William Burgess

William Burgess

Produce World has moved to reassure staff and customers it is back in profit after a multi-million pound reporting error at Marshalls led to a major loss for the past financial year.

The company last week announced losses of £11.6m for the year to 30 June 2011, with £8m of this put down as an exceptional loss at Produce World Marshalls. Turnover for the period was some £208m.

The £8m loss was built up over a period of four years, explained chief executive William Burgess. Following a review of internal accounting systems the company called in investigators from PricewaterhouseCoopers, who confirmed that accounting errors had been made.

“Accounting controls and records were poor and the major issue was the key control accounts in the balance sheet,” Burgess told FPJ. “There's no evidence of fraud. What has happened is that profits had been overstated.”

The miscalculations related to volatile brassica supply and demand, foreign exchange losses and cost increases. Burgess, who emphasised that Barclays Bank and customers were still supportive, added that the company now has a new finance team led by group finance director Philip Jones, who was appointed in October 2011.
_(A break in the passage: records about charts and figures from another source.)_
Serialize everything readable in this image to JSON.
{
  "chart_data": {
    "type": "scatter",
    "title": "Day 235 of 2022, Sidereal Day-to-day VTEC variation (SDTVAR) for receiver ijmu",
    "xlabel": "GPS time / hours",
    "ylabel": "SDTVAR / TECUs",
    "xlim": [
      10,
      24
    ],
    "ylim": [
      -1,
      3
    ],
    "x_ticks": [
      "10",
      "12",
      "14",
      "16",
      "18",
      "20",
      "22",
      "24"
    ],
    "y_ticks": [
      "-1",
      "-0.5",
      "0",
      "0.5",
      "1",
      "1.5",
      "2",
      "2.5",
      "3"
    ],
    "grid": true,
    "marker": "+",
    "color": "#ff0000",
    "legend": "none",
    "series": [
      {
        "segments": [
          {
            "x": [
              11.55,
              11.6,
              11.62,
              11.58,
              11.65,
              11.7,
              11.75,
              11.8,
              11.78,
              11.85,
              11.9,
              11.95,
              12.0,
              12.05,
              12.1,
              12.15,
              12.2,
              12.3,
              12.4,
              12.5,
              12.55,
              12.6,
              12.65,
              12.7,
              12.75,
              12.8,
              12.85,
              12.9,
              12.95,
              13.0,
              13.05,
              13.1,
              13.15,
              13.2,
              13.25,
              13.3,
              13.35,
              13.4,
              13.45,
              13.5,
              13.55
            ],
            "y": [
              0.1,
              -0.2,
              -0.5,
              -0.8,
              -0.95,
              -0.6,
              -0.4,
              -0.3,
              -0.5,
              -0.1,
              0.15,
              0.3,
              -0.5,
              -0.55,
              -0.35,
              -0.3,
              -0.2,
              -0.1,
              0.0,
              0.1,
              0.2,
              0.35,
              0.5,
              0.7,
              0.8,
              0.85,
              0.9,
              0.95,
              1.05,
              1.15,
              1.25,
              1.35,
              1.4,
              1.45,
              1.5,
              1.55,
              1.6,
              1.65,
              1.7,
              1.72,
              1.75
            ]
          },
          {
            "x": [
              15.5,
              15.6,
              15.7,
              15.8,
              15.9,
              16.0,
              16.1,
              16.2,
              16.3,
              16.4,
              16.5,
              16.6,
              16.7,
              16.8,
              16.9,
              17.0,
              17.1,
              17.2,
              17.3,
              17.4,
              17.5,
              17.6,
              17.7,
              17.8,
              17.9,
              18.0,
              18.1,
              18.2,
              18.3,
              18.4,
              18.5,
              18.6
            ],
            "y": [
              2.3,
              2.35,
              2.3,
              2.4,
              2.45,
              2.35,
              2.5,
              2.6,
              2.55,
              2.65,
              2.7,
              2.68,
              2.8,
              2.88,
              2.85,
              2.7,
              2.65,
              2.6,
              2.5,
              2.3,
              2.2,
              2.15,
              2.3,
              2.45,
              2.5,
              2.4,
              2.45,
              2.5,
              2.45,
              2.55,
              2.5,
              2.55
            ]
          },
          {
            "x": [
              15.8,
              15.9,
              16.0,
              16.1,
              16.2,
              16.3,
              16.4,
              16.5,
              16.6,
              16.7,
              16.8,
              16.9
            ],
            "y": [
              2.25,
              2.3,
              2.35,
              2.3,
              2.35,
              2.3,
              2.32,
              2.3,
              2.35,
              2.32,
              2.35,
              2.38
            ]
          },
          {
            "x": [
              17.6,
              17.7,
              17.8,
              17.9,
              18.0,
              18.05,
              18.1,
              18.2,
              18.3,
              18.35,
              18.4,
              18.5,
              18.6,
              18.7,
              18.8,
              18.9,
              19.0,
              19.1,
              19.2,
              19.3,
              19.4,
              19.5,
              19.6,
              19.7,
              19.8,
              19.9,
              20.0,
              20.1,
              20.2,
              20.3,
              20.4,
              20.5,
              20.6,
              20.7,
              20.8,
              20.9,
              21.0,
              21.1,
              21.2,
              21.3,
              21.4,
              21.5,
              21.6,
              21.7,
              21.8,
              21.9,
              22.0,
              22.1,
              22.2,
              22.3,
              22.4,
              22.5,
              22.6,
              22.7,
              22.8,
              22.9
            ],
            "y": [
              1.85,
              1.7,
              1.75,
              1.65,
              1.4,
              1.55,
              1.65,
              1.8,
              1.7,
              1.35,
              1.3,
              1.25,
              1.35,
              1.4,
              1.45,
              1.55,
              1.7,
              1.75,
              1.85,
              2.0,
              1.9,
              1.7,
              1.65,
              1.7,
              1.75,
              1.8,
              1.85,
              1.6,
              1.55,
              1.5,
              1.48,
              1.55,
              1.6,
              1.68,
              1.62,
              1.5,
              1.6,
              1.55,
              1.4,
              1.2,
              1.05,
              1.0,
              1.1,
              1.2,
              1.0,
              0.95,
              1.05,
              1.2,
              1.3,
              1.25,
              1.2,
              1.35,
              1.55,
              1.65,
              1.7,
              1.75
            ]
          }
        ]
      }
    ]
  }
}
The £3.6m trading loss outside of the £8m exceptional was attributable to difficult market conditions and costs associated with the ongoing restructuring of the business following the Marshalls acquisition, Burgess explained.

But he stressed that the group has now turned the situation around and has recorded a £2.5m profit in the six months to December, having reduced operating costs by some £6.5m.

“We now have an excellent financial director and we appointed a new chief operating officer [Bob Moody] in May, who is driving a lean culture through the business.”

Produce World has reduced the headcount and is operating more efficiently with fewer people and a flatter structure, Burgess said, though he stressed there would not be further redundancies on the back of the newly reported losses.

At Marshalls, steps to reduce costs have included the introduction of field factories and new storage capabilities, the elimination of unprofitable small SKUs, a simplification of the business and a focus on product quality and customer service.

“These historic losses do not affect the trading position of the business today,” Burgess said. “In fact, the results for the first half of this financial year are good with the group trading profitably, and Produce World Marshalls has been one of the driving forces behind this much-improved financial performance for the group during 2011/12.”